This was put forth as an invitation to Julius to expound not only his own situation, but also his relations with Lady and Miss Lefevre, but Julius took no heed of it. He merely said, “No; I was not ill. I only wanted a little change to refresh me,”—and walked back to the window to lave himself in the air.
“Well,” continued Lefevre, “since I called to see you, I have had an adventure or two. You never look at a newspaper except for the weather, and so it is probable you do not know that I had brought to me yesterday afternoon another strange case like that of the young officer a month ago,—a similar case, but worse.”
“Worse?” exclaimed Julius, dropping into the chair by the window, and glancing, as a less preoccupied observer than the doctor would have remarked, with a wistful desire at the door.
“Much worse—though, I believe, from the same hand,” said Lefevre. “A lady this time,—titularly and really a lady,—Lady Mary Fane, the daughter of Lord Rivercourt.”
“Oh, good heavens!” exclaimed Julius, and there were manifest so keen a note of apprehension in his voice and so deep a shade of apprehension on his face, that Lefevre could not but note them and confirm himself in his suspicion of the intimate bond of connection between him and the author of the outrage. He pitied Julius’s distress, and hurried through the rest of his revelation, careless of the result he had sought.

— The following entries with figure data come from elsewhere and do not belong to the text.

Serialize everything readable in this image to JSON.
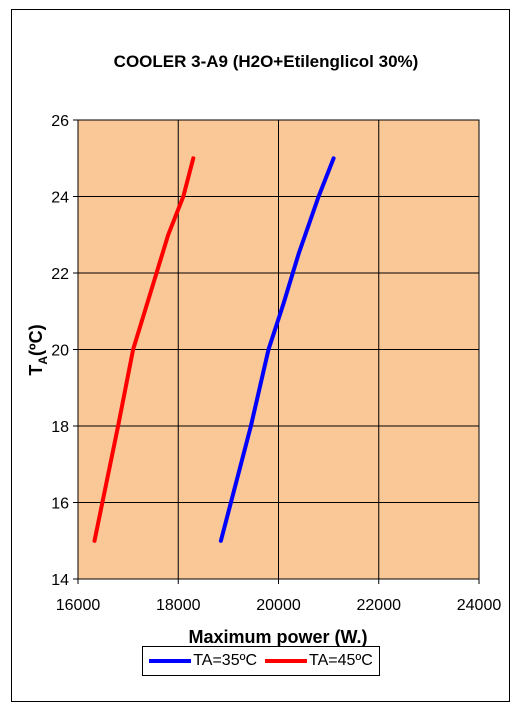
{
  "chart_data": {
    "type": "line",
    "title": "COOLER 3-A9 (H2O+Etilenglicol 30%)",
    "xlabel": "Maximum power (W.)",
    "ylabel_main": "T",
    "ylabel_sub": "A",
    "ylabel_unit": "(ºC)",
    "xlim": [
      16000,
      24000
    ],
    "ylim": [
      14,
      26
    ],
    "xticks": [
      "16000",
      "18000",
      "20000",
      "22000",
      "24000"
    ],
    "yticks": [
      "14",
      "16",
      "18",
      "20",
      "22",
      "24",
      "26"
    ],
    "grid": true,
    "plot_background": "#FAC796",
    "legend_position": "bottom",
    "series": [
      {
        "name": "TA=35ºC",
        "color": "#0000FF",
        "points": [
          [
            18850,
            15
          ],
          [
            19450,
            18
          ],
          [
            19800,
            20
          ],
          [
            20100,
            21.2
          ],
          [
            20400,
            22.5
          ],
          [
            20800,
            24
          ],
          [
            21100,
            25
          ]
        ]
      },
      {
        "name": "TA=45ºC",
        "color": "#FF0000",
        "points": [
          [
            16330,
            15
          ],
          [
            16800,
            18
          ],
          [
            17100,
            20
          ],
          [
            17450,
            21.5
          ],
          [
            17800,
            23
          ],
          [
            18100,
            24
          ],
          [
            18300,
            25
          ]
        ]
      }
    ]
  }
}
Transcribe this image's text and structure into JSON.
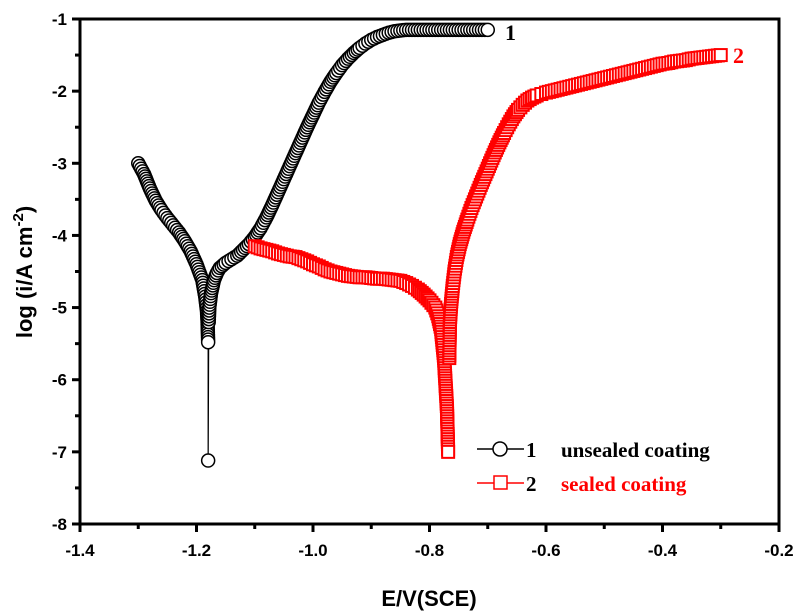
{
  "chart_data": {
    "type": "scatter",
    "title": "",
    "xlabel": "E/V(SCE)",
    "ylabel": "log (i/A cm-2)",
    "ylabel_parts": {
      "main": "log (i/A cm",
      "sup": "-2",
      "close": ")"
    },
    "xlim": [
      -1.4,
      -0.2
    ],
    "ylim": [
      -8,
      -1
    ],
    "xticks": [
      -1.4,
      -1.2,
      -1.0,
      -0.8,
      -0.6,
      -0.4,
      -0.2
    ],
    "xtick_labels": [
      "-1.4",
      "-1.2",
      "-1.0",
      "-0.8",
      "-0.6",
      "-0.4",
      "-0.2"
    ],
    "yticks": [
      -1,
      -2,
      -3,
      -4,
      -5,
      -6,
      -7,
      -8
    ],
    "ytick_labels": [
      "-1",
      "-2",
      "-3",
      "-4",
      "-5",
      "-6",
      "-7",
      "-8"
    ],
    "grid": false,
    "legend_position": "bottom-right",
    "series": [
      {
        "name": "unsealed coating",
        "label_number": "1",
        "marker": "circle",
        "color": "#000000",
        "label_color": "#000000",
        "x": [
          -1.3,
          -1.29,
          -1.28,
          -1.27,
          -1.26,
          -1.25,
          -1.24,
          -1.23,
          -1.22,
          -1.21,
          -1.2,
          -1.19,
          -1.185,
          -1.182,
          -1.181,
          -1.18,
          -1.18,
          -1.179,
          -1.178,
          -1.175,
          -1.17,
          -1.165,
          -1.16,
          -1.15,
          -1.14,
          -1.13,
          -1.12,
          -1.11,
          -1.1,
          -1.09,
          -1.08,
          -1.07,
          -1.06,
          -1.05,
          -1.04,
          -1.03,
          -1.02,
          -1.01,
          -1.0,
          -0.99,
          -0.98,
          -0.97,
          -0.96,
          -0.95,
          -0.94,
          -0.93,
          -0.92,
          -0.91,
          -0.9,
          -0.89,
          -0.88,
          -0.87,
          -0.86,
          -0.85,
          -0.84,
          -0.83,
          -0.82,
          -0.81,
          -0.8,
          -0.79,
          -0.78,
          -0.76,
          -0.74,
          -0.72,
          -0.7
        ],
        "y": [
          -3.0,
          -3.15,
          -3.35,
          -3.52,
          -3.65,
          -3.76,
          -3.86,
          -3.96,
          -4.08,
          -4.22,
          -4.4,
          -4.62,
          -4.85,
          -5.05,
          -5.2,
          -5.48,
          -7.12,
          -5.2,
          -5.0,
          -4.8,
          -4.62,
          -4.52,
          -4.45,
          -4.38,
          -4.33,
          -4.28,
          -4.2,
          -4.12,
          -4.02,
          -3.9,
          -3.75,
          -3.58,
          -3.4,
          -3.22,
          -3.04,
          -2.86,
          -2.68,
          -2.5,
          -2.33,
          -2.16,
          -2.01,
          -1.87,
          -1.75,
          -1.64,
          -1.55,
          -1.47,
          -1.4,
          -1.34,
          -1.29,
          -1.25,
          -1.22,
          -1.19,
          -1.17,
          -1.16,
          -1.15,
          -1.15,
          -1.15,
          -1.15,
          -1.15,
          -1.15,
          -1.15,
          -1.15,
          -1.15,
          -1.15,
          -1.15
        ]
      },
      {
        "name": "sealed coating",
        "label_number": "2",
        "marker": "square",
        "color": "#ff0000",
        "label_color": "#ff0000",
        "x": [
          -1.1,
          -1.09,
          -1.08,
          -1.07,
          -1.06,
          -1.05,
          -1.04,
          -1.03,
          -1.02,
          -1.01,
          -1.0,
          -0.99,
          -0.98,
          -0.97,
          -0.96,
          -0.95,
          -0.94,
          -0.93,
          -0.92,
          -0.91,
          -0.9,
          -0.89,
          -0.88,
          -0.87,
          -0.86,
          -0.85,
          -0.84,
          -0.83,
          -0.82,
          -0.81,
          -0.8,
          -0.79,
          -0.785,
          -0.78,
          -0.775,
          -0.77,
          -0.768,
          -0.766,
          -0.765,
          -0.763,
          -0.76,
          -0.757,
          -0.753,
          -0.748,
          -0.742,
          -0.735,
          -0.728,
          -0.72,
          -0.712,
          -0.704,
          -0.696,
          -0.688,
          -0.68,
          -0.672,
          -0.664,
          -0.656,
          -0.648,
          -0.64,
          -0.632,
          -0.624,
          -0.616,
          -0.608,
          -0.6,
          -0.59,
          -0.58,
          -0.57,
          -0.56,
          -0.55,
          -0.54,
          -0.53,
          -0.52,
          -0.51,
          -0.5,
          -0.49,
          -0.48,
          -0.47,
          -0.46,
          -0.45,
          -0.44,
          -0.43,
          -0.42,
          -0.41,
          -0.4,
          -0.39,
          -0.38,
          -0.37,
          -0.36,
          -0.35,
          -0.34,
          -0.33,
          -0.32,
          -0.31,
          -0.3
        ],
        "y": [
          -4.15,
          -4.18,
          -4.2,
          -4.22,
          -4.25,
          -4.27,
          -4.29,
          -4.3,
          -4.33,
          -4.36,
          -4.4,
          -4.43,
          -4.47,
          -4.5,
          -4.52,
          -4.54,
          -4.56,
          -4.57,
          -4.58,
          -4.58,
          -4.59,
          -4.6,
          -4.6,
          -4.61,
          -4.62,
          -4.63,
          -4.66,
          -4.7,
          -4.75,
          -4.82,
          -4.9,
          -5.0,
          -5.12,
          -5.3,
          -5.7,
          -6.4,
          -7.0,
          -5.7,
          -5.2,
          -4.95,
          -4.7,
          -4.5,
          -4.3,
          -4.12,
          -3.95,
          -3.78,
          -3.62,
          -3.46,
          -3.3,
          -3.15,
          -3.0,
          -2.85,
          -2.71,
          -2.58,
          -2.46,
          -2.35,
          -2.26,
          -2.19,
          -2.13,
          -2.09,
          -2.06,
          -2.04,
          -2.02,
          -2.0,
          -1.98,
          -1.96,
          -1.94,
          -1.92,
          -1.9,
          -1.88,
          -1.86,
          -1.84,
          -1.82,
          -1.8,
          -1.78,
          -1.76,
          -1.74,
          -1.72,
          -1.7,
          -1.68,
          -1.66,
          -1.64,
          -1.62,
          -1.61,
          -1.59,
          -1.58,
          -1.57,
          -1.55,
          -1.54,
          -1.53,
          -1.52,
          -1.51,
          -1.5
        ]
      }
    ],
    "legend": [
      {
        "number": "1",
        "text": "unsealed coating",
        "marker": "circle",
        "line_color": "#000000",
        "text_color": "#000000"
      },
      {
        "number": "2",
        "text": "sealed coating",
        "marker": "square",
        "line_color": "#ff0000",
        "text_color": "#ff0000"
      }
    ],
    "annotations": [
      {
        "text": "1",
        "at_series": "unsealed coating",
        "color": "#000000"
      },
      {
        "text": "2",
        "at_series": "sealed coating",
        "color": "#ff0000"
      }
    ]
  }
}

“It may prove,” said he, “a far more serious affair than the other. Lord Rivercourt is not the man to sit quietly under an outrage like that.”

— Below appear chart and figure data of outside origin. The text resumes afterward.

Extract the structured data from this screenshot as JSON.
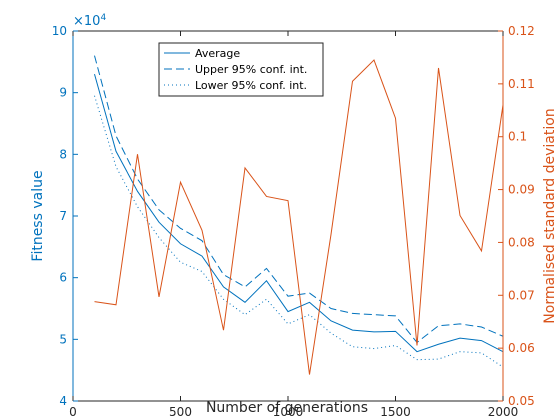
{
  "chart_data": {
    "type": "line",
    "xlabel": "Number of generations",
    "ylabel_left": "Fitness value",
    "ylabel_right": "Normalised standard deviation",
    "exponent_label": "×10",
    "exponent_power": "4",
    "xlim": [
      0,
      2000
    ],
    "ylim_left": [
      4,
      10
    ],
    "ylim_right": [
      0.05,
      0.12
    ],
    "x_ticks": [
      0,
      500,
      1000,
      1500,
      2000
    ],
    "y_left_ticks": [
      4,
      5,
      6,
      7,
      8,
      9,
      10
    ],
    "y_right_ticks": [
      0.05,
      0.06,
      0.07,
      0.08,
      0.09,
      0.1,
      0.11,
      0.12
    ],
    "legend_position": "top-center",
    "grid": false,
    "colors": {
      "left": "#0072bd",
      "right": "#d95319",
      "axis": "#262626"
    },
    "x": [
      100,
      200,
      300,
      400,
      500,
      600,
      700,
      800,
      900,
      1000,
      1100,
      1200,
      1300,
      1400,
      1500,
      1600,
      1700,
      1800,
      1900,
      2000
    ],
    "series": [
      {
        "name": "Average",
        "axis": "left",
        "style": "solid",
        "values": [
          9.3,
          8.05,
          7.4,
          6.9,
          6.55,
          6.35,
          5.85,
          5.6,
          5.95,
          5.45,
          5.6,
          5.3,
          5.15,
          5.12,
          5.13,
          4.8,
          4.92,
          5.02,
          4.98,
          4.8
        ]
      },
      {
        "name": "Upper 95% conf. int.",
        "axis": "left",
        "style": "dashed",
        "values": [
          9.6,
          8.3,
          7.6,
          7.1,
          6.8,
          6.6,
          6.05,
          5.85,
          6.15,
          5.7,
          5.75,
          5.5,
          5.42,
          5.4,
          5.38,
          4.95,
          5.22,
          5.25,
          5.2,
          5.05
        ]
      },
      {
        "name": "Lower 95% conf. int.",
        "axis": "left",
        "style": "dotted",
        "values": [
          8.95,
          7.8,
          7.15,
          6.65,
          6.25,
          6.1,
          5.65,
          5.4,
          5.65,
          5.25,
          5.4,
          5.1,
          4.88,
          4.85,
          4.9,
          4.67,
          4.68,
          4.8,
          4.78,
          4.55
        ]
      },
      {
        "axis": "right",
        "style": "solid",
        "values": [
          0.0688,
          0.0682,
          0.0967,
          0.0697,
          0.0914,
          0.0823,
          0.0634,
          0.0941,
          0.0887,
          0.0879,
          0.055,
          0.0815,
          0.1105,
          0.1145,
          0.1035,
          0.0605,
          0.113,
          0.0851,
          0.0784,
          0.106
        ]
      }
    ]
  }
}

Julius astonished him by demanding, “What is the outrage? Has the lady given an account of it? What does she accuse the man of?”

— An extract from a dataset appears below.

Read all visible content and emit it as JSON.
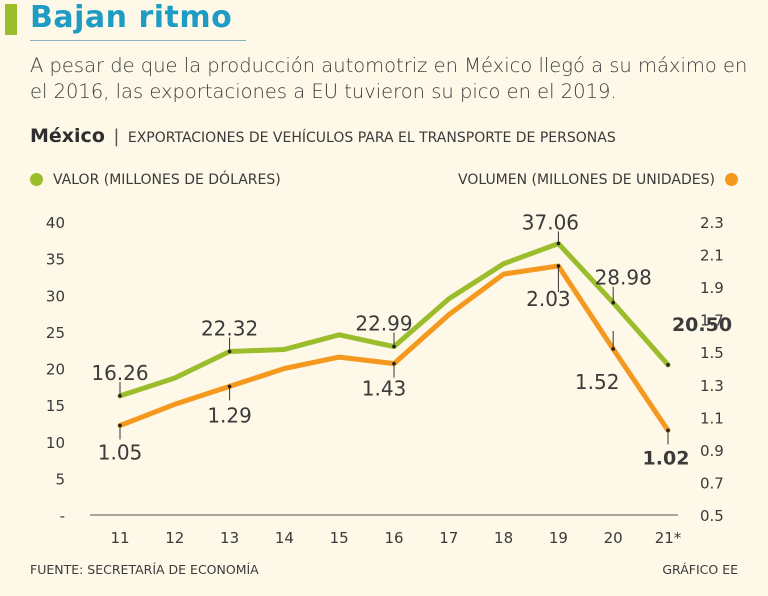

“She has not spoken yet,—to me, at least,” said Lefevre; “and I don’t know what the outrage can be called, but I am sure Lord Rivercourt—and he is a man of immense influence—will move heaven and earth to give it a legal name, and to get it punishment. There is a detective on the man’s track now.”
“Oh!” said Julius. “Well, it will be time enough to discuss the punishment when the man is caught. Now, if that is all your news,” he added hurriedly, “I think—” He took up his hat, and was as if going to the door.
“It is not quite all,” said the doctor, and Julius went back to the window, with his hat in his hand.
“I wonder,” he broke out, “if we shall ever be simple enough and intelligent enough to perceive that real wickedness—the breaking of any of the laws of Nature, I mean (or, if you prefer to say so, the laws of God)—is best punished by being left to itself? Outraged nature exacts a severe retribution! But you were going to say—?”
“The night before last,” continued Lefevre, determined to be brief and succinct, “I was walking in the Strand, and I could not help observing a man who fulfilled completely the description given of the author of this case and my former one.”